Monday, February 16, 2009

Use of Imageries in Donne's Poetry

Donne shows great originality in using imageries in his poetry. Imagery means the making of pictures in word. An imagery may consist of conceit, simile, metaphor, hyperbole, allusion and other figures of speech. Donne draws his images from various fields of knowledge such as –astronomy, geology, chemistry, physiology, law and theology. Most far fetched objects and concepts are juxtaposed in his imagery. It is through the use of imagery that Donne achieves the unification of sensibility.

Examples of imagery are to be found in 'The Flea', 'Good Morrow', 'Sunne Rising', 'Canonization', 'Twickman Garden' and 'A Valediction Forbiding Mourning'.

In 'A Valediction: Forbidding Mourning', for example, we get the imagery of compass. Here the parted lovers are compared to the two legs of a compass. Then Donne compares the two souls of the lovers with the unity of a lump of gold. When the gold is beaten it does not break into pieces, but spreads out. Similarly their separation from each other does not mean a break in their love. Moreover, it will make their love more spiritual, refined and eternal.

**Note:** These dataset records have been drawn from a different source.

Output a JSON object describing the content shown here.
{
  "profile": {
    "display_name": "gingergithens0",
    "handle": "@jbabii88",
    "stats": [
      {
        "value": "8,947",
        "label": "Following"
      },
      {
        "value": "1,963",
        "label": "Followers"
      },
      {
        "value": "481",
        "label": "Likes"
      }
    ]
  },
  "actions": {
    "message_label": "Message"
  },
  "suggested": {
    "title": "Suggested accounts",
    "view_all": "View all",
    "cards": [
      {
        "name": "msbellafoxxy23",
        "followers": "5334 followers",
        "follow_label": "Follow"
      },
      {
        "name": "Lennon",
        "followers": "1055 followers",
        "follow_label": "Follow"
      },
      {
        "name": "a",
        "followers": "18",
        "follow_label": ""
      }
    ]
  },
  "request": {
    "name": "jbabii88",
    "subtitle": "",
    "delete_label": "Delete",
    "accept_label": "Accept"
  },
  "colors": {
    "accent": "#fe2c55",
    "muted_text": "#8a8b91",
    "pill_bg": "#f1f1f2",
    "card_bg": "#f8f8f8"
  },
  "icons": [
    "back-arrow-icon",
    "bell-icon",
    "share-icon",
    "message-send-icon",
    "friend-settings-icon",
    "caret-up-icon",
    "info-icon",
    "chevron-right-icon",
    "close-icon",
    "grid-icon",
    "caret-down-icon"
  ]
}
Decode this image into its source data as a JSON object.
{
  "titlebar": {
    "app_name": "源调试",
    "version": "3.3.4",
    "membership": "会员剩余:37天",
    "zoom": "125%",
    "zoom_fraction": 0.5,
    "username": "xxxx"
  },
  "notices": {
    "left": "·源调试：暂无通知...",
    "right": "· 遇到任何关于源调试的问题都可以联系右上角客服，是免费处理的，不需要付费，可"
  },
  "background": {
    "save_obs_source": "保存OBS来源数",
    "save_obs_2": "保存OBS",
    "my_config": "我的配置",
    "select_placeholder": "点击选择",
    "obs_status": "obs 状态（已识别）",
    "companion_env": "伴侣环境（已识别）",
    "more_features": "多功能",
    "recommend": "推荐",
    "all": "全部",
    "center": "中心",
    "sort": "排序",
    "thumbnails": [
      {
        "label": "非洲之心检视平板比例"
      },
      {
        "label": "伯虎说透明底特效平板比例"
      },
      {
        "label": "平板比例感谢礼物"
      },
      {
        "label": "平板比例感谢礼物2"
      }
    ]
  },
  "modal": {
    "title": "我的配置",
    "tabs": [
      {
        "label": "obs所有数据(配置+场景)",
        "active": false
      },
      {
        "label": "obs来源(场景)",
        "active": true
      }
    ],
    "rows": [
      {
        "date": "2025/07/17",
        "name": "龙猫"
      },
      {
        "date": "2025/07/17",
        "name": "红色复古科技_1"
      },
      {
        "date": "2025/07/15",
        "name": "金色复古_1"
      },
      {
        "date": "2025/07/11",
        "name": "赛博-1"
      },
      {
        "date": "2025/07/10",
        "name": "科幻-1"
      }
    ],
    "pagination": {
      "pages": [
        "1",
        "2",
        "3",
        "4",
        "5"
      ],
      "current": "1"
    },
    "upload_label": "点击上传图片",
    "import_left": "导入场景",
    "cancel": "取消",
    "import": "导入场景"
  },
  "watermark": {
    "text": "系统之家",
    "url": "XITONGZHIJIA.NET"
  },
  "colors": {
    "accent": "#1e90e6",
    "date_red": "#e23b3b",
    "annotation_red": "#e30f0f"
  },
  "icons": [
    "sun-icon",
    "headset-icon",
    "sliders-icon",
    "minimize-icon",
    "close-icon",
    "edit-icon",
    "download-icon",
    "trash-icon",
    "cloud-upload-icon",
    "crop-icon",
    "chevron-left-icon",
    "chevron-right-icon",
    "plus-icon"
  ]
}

Donne’s most popular poem The Flea is famous for extraordinary uses of Imagery. Donne compares the body of the flea to a “temple” and “Marriage bed”. The bloods of the lover and beloved have been united together in its body as they are united through marriage in a church. So its body is a temple in which they have been married. The respective blood of the lover and the beloved mingle through the sexual intercourse. Now they have become mingled in the flea, so its body is their marriage bed. So, she must not kill the flea, as it will be a sin, a sacrilege and triple murder. Through the imagery we see how argumentative Donne is.

In Good Morrow image like-“snorted we in the seven sleepers den” takes us to the cave in which seven young Christians because of the fear of persecution, took refuge in a cavern where they fell asleep and woke up about two centuries later. Then we find the images of “sea discoverers”, traveling to new worlds, and two hemispheres. Donne sees the macrocosm in the microcosm-the great in the small-and the geographical discoveries of his day are pressed into services to establish the superiority of the world of love.

The novelty of images may also be noted in The Sunne Rising also. The sun here is imagined to be a saucy, pedantic wretch who is called upon to go and scold late school boys, court huntsmen and country ants. Our days, months are here regarded as the rags of time.

In Canonization the poet and his beloved are canonized. As the saints are canonized for their devotion to God and renunciation of worldly pleasures, so also lovers will be canonized for their devotion to each other and renunciation the world for each of them. The other imagery consists in the analogies where the lovers are liked first to flies and tapers and then to eagle and Dove and finally to the Phoenix.

There are secular images drawn in Twickman Garden. The poet’s love is compared to a spider that converts manna to gall and his jealousy is the serpent that makes his garden(twickman garden)an equivalent of Paradise, where Eve was tempted to taste the forbidden fruit by Satan in the guise of a serpent. Secondly, the poet would like to be changed into a mandrake so that he can continue to groan in his distress as mandrakes were supposed to cry out in agony when uprooted. The poet also fountain, the water of which falls continuously in the form of shedding tears. Thirdly, the poet’s tears are the wine of love. Lovers are asked to taste the poet’s tears and then taste their mistress’s tears. If the taste is no the same it means that their mistresses tears are false.

Donne’s imagery reveals the width of his intellectual explorations. However, not all imagery of Donne is so far-fetched, abound and fantastic. Much of Donne’s imagery is drawn from the world of every day commerce, trade and industry.